Dealing with hardware errors in OS deployment
I'm currently working in SCCM 2007 R3 to build a deployment framework to do in-place, zero-touch upgrades to a couple thousand Windows XP systems using USMT task sequences. There have been lots of fun challenges, and some not-so-fun challenges, but I'm running into a serious concern as we're about to kick-off upgrades on the first business unit.
I believe we're going to see a high failure rate of migrations due to failing hard drives on the XP machines. The machines vary in age, but the majority are going to be from sometime between 2009 and 2011. Smaller percentages are from 2012 and 2008, with a select few from late 2007. What I am noticing a lot just with test systems is that the test system will "work fine", but in fact if chkdsk is run, there are fairly serious errors almost always indicative of hard drive errors. If the task sequence starts, it will generally break sometime during the upgrade, resulting it NTLDR is missing, or a completely corrupt boot sector or file system. This is no mystery to me; an operating system running without apparent symptoms is in no way mutually exclusive with hard drive failure, and a full in-place upgrade to Windows 7 is a very understandable trigger of the symptoms.
My concern is with how to respond from a planning perspective. I honestly think we're going to get 5% failure rate, maybe 10%. I think it's going to be extraordinarily painful, even doing only 20 or 30 a day. We're talking about multiple replacements a week when, from a business and end-user perspective, we're replacing systems that worked fine on XP, which invariably leads to the perception that they're our fault.

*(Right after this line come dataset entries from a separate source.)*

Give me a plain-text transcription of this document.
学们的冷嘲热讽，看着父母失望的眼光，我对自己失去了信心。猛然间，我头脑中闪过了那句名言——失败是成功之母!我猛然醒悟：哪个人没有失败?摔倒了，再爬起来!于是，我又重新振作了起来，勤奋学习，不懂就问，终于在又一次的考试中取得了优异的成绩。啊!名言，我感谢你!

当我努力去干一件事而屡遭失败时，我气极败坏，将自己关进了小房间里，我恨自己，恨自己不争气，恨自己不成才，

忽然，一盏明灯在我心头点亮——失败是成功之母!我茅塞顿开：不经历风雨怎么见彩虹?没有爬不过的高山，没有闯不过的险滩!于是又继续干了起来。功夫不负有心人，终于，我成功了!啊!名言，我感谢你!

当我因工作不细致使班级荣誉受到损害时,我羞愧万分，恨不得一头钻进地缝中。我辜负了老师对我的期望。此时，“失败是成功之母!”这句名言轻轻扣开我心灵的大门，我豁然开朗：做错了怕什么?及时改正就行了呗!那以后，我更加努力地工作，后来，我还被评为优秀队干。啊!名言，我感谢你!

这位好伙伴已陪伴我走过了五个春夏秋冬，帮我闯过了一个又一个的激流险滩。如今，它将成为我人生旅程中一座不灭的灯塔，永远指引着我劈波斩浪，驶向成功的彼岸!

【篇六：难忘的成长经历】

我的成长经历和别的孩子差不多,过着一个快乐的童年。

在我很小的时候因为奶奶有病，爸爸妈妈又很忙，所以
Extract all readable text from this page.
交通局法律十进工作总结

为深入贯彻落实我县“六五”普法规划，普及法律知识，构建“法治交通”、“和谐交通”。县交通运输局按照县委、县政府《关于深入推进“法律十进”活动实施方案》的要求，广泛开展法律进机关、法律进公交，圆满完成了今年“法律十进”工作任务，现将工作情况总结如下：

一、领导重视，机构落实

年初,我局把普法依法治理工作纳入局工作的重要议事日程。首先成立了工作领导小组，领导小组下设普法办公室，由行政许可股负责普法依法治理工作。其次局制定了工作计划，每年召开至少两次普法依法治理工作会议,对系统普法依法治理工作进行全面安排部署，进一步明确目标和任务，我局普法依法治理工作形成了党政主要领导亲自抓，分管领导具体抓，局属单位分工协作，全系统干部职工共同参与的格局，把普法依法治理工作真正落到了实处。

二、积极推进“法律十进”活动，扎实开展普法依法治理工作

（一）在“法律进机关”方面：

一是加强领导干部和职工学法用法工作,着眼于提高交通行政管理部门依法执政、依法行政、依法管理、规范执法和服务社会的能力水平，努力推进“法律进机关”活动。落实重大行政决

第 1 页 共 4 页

One thought I've had is to have the task sequence run chkdsk and stop based on the output. I think that would at least prevent the vast majority of errors, but we're behind schedule and I just know it will take a day or two to code and fully test it (it might only take 30 minutes to code, but testing is key).
I'm curious if anyone else here has been involved in a similar problem and seen the response. In some brief Googling I'm not seeing how others have try to preempt these sorts of issues. I can't imagine I am the first (or the last) to run into this concern. It's happening a lot on the test systems (more than 10%), which are, on average, older than the production, but I can't imagine it will be uncommon in production. (I also have a theory that consumer hard drives have become less reliable over the last few years, but it is based on 100% anecdotal evidence)
I know my scripting method will work, but it seems like an extreme response to a problem I'm not seeing a lot of web talk about.